The present study showed that loss of CDX2 expression is associated with histologic grade and depth of tumour invasion (or T pathologic stage.) CK20 positivity is associated with histologic grade. No association between CK7 expression and histopathologic features was established. Colorectal carcinomas were divided in 4 classes depending on their positivity for CK20 and CK7. In 35.3% of the cases deviations from the standard CK20+/CK7− immunoprofile were observed. Aberrant cytokeratin immunostaining should always be considered when used in diagnosis of metastatic colorectal carcinoma.

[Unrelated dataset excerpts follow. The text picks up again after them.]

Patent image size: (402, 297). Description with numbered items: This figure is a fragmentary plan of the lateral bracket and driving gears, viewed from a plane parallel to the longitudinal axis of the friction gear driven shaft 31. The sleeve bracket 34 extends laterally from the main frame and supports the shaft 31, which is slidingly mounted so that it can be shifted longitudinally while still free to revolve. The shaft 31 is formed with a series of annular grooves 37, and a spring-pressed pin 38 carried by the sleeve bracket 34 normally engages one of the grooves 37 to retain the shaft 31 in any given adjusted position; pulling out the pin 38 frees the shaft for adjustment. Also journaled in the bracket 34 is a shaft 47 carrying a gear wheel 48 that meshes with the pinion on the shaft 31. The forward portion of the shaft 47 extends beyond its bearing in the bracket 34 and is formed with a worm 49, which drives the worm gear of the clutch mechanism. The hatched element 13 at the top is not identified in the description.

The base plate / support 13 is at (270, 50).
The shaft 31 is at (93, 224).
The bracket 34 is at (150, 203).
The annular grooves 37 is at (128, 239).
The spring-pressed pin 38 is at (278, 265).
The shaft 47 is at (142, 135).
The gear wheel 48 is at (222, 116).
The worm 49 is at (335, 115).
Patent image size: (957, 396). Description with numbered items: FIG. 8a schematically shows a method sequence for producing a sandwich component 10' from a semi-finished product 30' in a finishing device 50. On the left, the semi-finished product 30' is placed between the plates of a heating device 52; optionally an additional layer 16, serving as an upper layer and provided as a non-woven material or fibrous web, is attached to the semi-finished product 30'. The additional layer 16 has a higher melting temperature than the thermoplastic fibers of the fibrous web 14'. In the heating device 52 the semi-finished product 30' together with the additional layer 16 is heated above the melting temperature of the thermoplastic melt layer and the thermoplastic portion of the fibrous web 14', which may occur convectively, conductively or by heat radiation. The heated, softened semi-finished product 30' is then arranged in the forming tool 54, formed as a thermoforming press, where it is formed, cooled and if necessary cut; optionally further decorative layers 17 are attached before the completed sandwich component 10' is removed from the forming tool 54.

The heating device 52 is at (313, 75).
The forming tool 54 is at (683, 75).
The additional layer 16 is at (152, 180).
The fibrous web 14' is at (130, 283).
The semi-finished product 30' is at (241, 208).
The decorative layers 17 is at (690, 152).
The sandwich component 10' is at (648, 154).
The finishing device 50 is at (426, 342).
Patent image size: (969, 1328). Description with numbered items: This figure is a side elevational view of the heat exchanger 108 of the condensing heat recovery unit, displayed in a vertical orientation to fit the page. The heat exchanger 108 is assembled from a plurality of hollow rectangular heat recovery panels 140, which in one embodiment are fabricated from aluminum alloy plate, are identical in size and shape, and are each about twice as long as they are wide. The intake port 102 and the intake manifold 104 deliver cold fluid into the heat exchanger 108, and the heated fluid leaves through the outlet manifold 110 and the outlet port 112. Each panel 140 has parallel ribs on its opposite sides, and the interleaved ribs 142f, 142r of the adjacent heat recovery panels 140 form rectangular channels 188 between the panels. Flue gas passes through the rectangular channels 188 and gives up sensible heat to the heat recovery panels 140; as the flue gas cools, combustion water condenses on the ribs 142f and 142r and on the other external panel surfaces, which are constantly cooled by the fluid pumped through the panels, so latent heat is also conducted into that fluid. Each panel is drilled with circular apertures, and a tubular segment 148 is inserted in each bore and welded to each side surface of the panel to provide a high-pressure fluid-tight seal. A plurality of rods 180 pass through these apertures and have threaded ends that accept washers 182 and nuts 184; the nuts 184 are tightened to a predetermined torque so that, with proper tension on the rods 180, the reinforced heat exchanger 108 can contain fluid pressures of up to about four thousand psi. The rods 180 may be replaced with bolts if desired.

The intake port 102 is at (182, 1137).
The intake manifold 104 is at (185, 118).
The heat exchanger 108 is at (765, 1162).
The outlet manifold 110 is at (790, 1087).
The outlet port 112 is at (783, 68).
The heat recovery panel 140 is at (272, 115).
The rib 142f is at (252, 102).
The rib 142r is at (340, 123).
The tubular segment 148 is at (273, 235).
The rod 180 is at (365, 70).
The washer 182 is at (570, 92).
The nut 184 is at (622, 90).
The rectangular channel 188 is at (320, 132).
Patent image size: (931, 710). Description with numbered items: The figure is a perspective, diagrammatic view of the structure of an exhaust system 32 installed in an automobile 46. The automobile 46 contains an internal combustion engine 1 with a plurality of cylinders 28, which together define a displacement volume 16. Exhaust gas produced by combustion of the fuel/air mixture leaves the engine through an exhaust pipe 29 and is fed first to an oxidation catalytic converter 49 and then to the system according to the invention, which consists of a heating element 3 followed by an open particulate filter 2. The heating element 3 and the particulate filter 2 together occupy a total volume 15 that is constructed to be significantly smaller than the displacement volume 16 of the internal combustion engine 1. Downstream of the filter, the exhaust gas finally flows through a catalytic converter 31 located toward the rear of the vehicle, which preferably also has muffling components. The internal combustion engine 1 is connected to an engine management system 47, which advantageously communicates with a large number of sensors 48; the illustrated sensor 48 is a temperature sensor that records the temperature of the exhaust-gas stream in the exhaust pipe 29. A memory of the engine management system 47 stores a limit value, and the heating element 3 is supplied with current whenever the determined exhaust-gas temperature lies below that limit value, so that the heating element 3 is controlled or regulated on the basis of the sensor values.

Our results may help in demonstrating the heterogeneity of colorectal carcinomas. Further investigation on bigger cohorts is needed for better understanding the correlations between different immunohistochemical cytokeratin profiles and morphologic, clinicopathologic, molecular, and prognostic characteristics of colorectal carcinomas.

Acknowledgments

This work was supported by project No. HO12/2018 of the Medical University of Plovdiv.